Singkong juga mengandung lebih banyak serat, yang berarti memiliki indeks glikemik (ukuran seberapa cepat suatu makanan meningkatkan kadar gula darah) lebih rendah dibandingkan nasi.
“Tapi saya tidak akan melarang nasi untuk penderita diabetes. Yang penting makanan itu mengandung serat nabati,” kata dosen Departemen Kedokteran Dasar Fakultas Kedokteran Universitas Padjadjaran itu.
Gaga menjelaskan, ada alternatif pangan yang lebih baik dibandingkan singkong dan nasi. Ini adalah sorgum, yang membutuhkan lebih sedikit air untuk tumbuh dibandingkan beras, namun memiliki kandungan protein lebih tinggi.
“Kaya sekali proteinnya, bisa mencapai 8 gram per 100 gram, sangat baik untuk tumbuh kembang anak. Satu-satunya kendala sorgum adalah meski sudah diolah, tidak bisa dimasak seperti nasi.”

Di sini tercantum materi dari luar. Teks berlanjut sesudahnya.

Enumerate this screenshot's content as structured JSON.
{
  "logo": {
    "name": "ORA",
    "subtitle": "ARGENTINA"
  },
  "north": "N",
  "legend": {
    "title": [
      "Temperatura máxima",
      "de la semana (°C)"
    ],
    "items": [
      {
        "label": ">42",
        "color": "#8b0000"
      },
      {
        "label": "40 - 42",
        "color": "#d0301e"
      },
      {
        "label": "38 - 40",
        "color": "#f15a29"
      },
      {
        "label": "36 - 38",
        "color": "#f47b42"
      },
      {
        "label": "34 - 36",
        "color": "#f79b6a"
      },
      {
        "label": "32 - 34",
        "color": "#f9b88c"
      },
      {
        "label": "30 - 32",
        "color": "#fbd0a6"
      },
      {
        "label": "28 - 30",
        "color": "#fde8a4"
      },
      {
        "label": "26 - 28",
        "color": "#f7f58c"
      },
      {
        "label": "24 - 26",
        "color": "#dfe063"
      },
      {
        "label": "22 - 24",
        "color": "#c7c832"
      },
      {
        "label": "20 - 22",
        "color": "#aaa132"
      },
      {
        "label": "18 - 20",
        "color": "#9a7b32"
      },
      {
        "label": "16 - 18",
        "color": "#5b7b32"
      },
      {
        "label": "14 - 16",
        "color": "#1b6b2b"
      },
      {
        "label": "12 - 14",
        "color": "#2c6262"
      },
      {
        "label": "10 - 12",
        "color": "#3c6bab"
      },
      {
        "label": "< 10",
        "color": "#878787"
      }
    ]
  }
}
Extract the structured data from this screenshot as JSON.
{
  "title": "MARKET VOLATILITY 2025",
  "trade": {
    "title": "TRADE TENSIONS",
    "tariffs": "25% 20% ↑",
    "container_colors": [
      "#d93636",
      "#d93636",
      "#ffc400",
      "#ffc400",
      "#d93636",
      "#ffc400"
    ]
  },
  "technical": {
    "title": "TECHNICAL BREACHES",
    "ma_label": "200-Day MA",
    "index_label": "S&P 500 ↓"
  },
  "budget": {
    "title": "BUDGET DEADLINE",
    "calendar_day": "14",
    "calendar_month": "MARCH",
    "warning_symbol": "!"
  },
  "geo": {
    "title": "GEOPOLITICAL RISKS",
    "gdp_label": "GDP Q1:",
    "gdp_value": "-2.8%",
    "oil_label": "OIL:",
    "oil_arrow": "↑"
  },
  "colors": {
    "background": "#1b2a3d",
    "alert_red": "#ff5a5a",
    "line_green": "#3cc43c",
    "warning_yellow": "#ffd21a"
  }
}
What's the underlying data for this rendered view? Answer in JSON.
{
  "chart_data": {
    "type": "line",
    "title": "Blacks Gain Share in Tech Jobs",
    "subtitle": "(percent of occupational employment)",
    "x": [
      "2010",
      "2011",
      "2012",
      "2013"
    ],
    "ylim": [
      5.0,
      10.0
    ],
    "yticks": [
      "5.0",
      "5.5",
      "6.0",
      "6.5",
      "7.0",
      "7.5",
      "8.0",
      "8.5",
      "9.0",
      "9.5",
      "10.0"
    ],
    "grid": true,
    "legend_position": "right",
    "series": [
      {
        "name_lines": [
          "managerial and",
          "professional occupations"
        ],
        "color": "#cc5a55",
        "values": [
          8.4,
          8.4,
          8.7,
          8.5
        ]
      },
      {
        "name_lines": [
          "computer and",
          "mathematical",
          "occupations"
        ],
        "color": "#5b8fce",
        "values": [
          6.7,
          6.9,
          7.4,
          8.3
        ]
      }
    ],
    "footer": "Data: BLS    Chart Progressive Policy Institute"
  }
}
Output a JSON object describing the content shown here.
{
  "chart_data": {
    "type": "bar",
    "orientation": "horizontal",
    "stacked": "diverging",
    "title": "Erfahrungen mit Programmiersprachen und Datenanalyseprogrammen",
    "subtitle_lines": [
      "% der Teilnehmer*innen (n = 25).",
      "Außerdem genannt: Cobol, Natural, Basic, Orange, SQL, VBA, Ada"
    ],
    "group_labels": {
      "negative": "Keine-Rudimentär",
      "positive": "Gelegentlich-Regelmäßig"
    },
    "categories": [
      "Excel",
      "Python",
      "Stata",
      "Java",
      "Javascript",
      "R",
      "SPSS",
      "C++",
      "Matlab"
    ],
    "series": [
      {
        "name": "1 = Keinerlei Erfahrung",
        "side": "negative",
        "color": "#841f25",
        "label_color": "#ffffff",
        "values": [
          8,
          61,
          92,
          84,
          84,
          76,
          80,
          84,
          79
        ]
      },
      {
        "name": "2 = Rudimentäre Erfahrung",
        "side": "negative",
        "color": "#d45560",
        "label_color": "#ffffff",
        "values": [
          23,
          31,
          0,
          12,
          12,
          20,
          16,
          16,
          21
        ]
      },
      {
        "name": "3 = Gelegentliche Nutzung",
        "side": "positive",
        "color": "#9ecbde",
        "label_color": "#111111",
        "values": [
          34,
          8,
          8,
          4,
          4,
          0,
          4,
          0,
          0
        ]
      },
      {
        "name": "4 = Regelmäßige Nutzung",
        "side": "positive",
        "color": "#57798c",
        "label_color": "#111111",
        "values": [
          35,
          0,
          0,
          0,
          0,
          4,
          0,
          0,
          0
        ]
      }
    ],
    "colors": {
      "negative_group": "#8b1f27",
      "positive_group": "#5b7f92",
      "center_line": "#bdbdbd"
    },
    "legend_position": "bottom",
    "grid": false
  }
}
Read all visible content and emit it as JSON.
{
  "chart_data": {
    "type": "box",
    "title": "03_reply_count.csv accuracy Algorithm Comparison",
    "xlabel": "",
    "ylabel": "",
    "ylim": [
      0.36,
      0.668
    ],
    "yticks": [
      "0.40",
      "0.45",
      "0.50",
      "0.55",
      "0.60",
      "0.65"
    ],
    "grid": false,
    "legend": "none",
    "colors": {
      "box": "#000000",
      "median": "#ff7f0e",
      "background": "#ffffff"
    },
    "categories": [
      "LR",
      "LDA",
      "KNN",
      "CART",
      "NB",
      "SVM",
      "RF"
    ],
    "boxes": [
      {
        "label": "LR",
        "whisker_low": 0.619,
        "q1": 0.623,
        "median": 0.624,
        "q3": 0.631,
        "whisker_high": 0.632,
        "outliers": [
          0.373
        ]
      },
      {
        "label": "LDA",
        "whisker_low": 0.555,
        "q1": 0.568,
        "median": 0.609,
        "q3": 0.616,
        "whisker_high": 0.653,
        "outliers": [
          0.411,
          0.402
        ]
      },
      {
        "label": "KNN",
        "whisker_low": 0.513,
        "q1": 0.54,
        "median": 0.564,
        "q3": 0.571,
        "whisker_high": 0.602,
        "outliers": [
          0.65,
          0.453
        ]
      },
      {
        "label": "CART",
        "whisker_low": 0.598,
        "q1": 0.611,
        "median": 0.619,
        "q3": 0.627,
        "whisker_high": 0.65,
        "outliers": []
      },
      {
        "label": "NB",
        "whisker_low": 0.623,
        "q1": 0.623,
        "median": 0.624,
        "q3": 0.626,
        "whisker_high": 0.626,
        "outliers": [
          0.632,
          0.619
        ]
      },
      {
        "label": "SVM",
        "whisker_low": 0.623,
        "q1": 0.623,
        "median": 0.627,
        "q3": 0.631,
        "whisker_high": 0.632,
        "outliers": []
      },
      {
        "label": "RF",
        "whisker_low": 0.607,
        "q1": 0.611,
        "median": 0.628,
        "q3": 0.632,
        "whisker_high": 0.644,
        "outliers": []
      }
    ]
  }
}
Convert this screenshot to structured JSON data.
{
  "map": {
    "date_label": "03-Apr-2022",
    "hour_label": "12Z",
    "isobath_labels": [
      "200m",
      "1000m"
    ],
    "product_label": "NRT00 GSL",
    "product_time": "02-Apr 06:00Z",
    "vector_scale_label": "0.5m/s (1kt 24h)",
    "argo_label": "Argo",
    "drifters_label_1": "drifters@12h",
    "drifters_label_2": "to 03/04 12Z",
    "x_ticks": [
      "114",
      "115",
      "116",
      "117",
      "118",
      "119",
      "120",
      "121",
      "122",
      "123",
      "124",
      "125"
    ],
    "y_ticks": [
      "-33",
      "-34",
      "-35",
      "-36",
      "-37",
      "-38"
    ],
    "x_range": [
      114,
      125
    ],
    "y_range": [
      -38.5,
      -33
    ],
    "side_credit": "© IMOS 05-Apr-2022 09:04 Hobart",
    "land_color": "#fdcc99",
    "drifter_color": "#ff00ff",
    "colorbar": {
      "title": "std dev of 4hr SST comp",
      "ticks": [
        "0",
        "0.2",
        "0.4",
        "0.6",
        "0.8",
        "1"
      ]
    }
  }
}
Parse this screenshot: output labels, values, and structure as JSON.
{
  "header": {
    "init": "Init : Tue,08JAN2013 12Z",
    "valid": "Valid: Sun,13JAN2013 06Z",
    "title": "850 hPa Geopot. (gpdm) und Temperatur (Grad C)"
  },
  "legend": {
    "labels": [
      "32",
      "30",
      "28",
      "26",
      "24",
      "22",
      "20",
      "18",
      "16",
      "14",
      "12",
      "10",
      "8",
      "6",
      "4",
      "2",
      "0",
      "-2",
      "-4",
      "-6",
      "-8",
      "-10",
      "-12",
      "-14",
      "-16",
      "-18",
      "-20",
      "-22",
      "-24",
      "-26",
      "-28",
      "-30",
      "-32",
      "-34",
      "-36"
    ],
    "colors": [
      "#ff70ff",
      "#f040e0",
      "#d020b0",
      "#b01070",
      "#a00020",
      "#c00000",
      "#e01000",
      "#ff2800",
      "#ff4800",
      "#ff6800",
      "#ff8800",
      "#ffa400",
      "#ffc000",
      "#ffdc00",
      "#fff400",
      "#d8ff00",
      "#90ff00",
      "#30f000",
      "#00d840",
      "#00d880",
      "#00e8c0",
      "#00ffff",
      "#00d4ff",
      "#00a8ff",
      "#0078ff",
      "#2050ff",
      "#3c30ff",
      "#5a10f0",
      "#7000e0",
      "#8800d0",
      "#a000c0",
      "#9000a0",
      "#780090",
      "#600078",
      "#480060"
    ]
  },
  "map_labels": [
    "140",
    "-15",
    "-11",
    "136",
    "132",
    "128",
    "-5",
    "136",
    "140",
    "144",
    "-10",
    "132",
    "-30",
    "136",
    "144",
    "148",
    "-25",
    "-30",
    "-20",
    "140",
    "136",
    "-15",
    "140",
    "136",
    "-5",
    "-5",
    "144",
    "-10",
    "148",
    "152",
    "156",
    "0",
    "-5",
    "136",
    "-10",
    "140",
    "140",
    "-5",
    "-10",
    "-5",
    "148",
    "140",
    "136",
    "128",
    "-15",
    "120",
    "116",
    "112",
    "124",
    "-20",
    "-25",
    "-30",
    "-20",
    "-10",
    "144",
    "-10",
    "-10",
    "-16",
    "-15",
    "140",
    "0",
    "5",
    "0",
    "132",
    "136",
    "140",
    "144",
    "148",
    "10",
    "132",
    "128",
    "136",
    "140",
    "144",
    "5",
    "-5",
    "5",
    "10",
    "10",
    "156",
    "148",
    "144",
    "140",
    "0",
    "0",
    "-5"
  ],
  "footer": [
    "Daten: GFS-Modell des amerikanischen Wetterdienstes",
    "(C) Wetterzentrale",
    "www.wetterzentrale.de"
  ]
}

Kembali ke topik Rashi dan Nasi, Gaga menyarankan, asalkan dikonsumsi dengan komposisi nutrisi yang tepat, tidak hanya mendukung pertumbuhan dan mencegah stunting pada anak, tapi juga memperlambat kenaikan kadar gula darah pada penderita diabetes bahwa itu bermanfaat.
Laporan Yuri Saputra, jurnalis yang berbasis di Bandung.